How is artificial intelligence changing the healthcare industry? Does using AI improve health outcomes and reduce costs? To discuss the use of this technology in healthcare, Carol McCall, Chief Health Analytics Officer for ClosedLoop.ai joined host Kevin Stevenson.

“Healthcare is finally becoming a big-data industry,” McCall said, pointing out that there is now so much data in healthcare it’s almost too big to know and becomes a burden. That’s where machine learning comes in. ClosedLoop.ai provides an intuitive end-to-end machine learning platform for healthcare organizations to predict health outcomes and target resources.

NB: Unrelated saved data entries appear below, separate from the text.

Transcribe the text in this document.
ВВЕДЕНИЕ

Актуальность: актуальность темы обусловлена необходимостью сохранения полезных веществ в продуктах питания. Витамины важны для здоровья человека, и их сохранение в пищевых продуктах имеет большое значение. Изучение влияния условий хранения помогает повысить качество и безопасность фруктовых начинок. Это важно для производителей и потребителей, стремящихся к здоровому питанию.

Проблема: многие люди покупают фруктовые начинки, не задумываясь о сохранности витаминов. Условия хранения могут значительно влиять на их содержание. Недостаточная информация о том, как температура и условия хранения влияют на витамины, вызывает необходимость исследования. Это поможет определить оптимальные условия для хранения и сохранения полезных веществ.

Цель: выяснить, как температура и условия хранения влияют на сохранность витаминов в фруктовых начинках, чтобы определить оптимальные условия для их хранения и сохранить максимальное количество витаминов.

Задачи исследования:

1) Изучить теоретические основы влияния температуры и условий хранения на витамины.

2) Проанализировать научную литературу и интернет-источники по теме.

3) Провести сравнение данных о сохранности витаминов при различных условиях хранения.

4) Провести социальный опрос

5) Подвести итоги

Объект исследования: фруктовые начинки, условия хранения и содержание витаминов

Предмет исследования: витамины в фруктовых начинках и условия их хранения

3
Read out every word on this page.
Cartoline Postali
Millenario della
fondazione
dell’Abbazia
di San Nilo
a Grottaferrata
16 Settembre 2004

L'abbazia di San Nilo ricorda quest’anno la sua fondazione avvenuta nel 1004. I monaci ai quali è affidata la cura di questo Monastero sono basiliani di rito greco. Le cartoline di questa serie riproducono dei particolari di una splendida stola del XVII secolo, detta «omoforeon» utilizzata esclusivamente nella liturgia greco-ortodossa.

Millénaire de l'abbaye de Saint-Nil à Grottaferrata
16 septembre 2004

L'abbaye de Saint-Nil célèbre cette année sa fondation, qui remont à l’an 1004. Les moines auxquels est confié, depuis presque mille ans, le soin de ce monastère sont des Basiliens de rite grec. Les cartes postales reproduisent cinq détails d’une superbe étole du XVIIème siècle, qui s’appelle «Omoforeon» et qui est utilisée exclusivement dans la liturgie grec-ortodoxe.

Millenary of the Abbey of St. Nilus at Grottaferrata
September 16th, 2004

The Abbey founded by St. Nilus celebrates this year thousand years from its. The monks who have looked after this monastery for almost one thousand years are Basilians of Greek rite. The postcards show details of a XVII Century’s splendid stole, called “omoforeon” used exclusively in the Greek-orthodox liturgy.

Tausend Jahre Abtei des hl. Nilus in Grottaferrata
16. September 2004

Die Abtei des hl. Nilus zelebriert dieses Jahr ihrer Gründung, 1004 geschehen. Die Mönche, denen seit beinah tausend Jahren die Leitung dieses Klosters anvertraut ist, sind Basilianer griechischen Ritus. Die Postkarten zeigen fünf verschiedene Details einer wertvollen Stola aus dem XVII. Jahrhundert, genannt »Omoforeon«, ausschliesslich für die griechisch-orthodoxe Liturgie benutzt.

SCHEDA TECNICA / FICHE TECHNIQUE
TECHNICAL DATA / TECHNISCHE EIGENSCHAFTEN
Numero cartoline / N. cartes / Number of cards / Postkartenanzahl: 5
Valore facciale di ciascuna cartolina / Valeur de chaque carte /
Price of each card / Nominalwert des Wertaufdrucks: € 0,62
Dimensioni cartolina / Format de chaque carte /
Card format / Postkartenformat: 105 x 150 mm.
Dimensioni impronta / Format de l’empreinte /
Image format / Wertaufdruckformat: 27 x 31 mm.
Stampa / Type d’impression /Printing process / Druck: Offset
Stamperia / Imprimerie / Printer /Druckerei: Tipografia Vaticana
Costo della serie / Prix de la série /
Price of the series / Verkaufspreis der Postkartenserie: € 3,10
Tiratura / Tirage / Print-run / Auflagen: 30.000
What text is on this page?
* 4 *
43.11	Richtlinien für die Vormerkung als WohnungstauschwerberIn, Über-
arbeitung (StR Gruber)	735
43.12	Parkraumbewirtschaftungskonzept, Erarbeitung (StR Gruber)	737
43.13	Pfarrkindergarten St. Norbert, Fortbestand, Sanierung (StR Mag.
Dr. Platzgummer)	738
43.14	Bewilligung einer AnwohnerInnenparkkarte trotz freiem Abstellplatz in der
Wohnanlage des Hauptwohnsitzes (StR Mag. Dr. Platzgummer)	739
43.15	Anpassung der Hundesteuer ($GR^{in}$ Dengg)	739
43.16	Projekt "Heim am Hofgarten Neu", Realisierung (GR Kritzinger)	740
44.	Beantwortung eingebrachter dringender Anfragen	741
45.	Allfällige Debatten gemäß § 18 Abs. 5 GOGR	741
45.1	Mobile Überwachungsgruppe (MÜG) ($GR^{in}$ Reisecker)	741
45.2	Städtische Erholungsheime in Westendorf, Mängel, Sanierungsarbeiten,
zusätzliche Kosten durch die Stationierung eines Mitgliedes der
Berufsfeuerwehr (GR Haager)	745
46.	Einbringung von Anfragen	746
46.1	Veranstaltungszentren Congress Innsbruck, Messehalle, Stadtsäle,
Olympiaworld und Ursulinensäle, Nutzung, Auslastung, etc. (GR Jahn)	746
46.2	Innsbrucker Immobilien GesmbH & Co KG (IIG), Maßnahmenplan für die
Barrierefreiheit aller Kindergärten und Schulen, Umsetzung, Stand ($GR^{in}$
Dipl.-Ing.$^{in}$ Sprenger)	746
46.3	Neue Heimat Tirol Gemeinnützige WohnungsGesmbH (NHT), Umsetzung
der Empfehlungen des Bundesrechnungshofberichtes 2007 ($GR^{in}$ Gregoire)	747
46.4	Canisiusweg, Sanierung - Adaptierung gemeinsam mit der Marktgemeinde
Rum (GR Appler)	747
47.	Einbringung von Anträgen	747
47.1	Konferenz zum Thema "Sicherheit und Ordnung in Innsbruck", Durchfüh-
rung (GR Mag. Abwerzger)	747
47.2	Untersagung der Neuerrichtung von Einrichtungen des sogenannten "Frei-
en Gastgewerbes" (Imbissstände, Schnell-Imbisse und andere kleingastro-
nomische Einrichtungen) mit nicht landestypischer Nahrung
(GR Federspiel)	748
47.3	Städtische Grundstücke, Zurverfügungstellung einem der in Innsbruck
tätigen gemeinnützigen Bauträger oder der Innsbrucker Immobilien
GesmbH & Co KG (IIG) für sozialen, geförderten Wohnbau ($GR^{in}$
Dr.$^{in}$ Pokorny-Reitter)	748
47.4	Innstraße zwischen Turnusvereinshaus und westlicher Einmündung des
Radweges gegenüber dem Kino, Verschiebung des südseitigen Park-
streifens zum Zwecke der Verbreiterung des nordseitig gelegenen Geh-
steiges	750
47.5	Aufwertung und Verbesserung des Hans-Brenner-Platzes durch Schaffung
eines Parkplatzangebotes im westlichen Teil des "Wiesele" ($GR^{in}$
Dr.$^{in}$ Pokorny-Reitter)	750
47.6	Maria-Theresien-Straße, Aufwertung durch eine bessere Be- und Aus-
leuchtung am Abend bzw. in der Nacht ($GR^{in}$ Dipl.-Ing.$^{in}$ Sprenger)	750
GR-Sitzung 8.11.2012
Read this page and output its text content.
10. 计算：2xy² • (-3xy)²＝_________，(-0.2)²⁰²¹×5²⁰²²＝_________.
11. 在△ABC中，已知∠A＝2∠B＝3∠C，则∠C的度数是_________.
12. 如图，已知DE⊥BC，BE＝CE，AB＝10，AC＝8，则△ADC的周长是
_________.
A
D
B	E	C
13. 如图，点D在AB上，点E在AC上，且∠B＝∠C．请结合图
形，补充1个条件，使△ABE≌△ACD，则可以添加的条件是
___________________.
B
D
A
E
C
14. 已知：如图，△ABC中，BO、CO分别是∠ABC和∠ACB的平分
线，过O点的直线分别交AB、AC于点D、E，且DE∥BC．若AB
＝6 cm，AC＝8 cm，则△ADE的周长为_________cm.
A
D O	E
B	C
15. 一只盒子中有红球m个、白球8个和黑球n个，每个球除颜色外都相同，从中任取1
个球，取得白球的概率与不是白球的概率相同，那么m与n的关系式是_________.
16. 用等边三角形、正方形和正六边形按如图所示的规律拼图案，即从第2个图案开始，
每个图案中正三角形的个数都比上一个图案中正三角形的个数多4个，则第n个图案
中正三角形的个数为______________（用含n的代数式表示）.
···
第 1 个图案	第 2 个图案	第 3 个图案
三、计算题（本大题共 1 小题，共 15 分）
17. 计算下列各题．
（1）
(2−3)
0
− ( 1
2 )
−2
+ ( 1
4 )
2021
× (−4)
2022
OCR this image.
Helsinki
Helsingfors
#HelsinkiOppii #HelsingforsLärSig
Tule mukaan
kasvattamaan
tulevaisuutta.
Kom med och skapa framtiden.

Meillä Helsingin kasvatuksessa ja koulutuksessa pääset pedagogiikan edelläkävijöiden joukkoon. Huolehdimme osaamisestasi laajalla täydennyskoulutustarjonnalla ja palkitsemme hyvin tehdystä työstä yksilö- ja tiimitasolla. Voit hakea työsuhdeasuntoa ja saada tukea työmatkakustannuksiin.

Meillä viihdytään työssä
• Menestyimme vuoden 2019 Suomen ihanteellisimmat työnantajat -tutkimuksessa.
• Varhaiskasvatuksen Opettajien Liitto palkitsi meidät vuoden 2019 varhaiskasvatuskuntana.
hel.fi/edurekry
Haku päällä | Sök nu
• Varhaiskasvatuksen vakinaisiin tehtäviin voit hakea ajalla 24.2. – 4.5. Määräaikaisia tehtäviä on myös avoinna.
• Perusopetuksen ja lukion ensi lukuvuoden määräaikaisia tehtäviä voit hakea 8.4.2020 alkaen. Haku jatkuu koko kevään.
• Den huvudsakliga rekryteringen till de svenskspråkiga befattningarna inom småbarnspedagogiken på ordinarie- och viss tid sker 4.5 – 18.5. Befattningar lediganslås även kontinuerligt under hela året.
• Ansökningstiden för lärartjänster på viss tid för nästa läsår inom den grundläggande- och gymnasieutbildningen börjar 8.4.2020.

For example, McCall explains that health providers who are trying to prevent unplanned hospital admissions can use an AI platform to look at factors in their patient population to predict health outcomes. This allows providers to reach out to patients and help reduce the likelihood of hospitalization.

AI can be an essential part of the push toward value-based care. “If people want to succeed in value-based care they really have to have the ability to produce better outcomes with a much higher degree of precision. They have to be able to anticipate when something bad might happen because you can’t prevent what you can’t predict.” McCall said.

Stevenson and Carrol delve into various use case scenarios for AI platforms from the coordinated care of ACOs to assessing specific risks of patient populations and integrating data for more predictive power. “Data and analytics are really becoming the center of healthcare,” Mcaall said.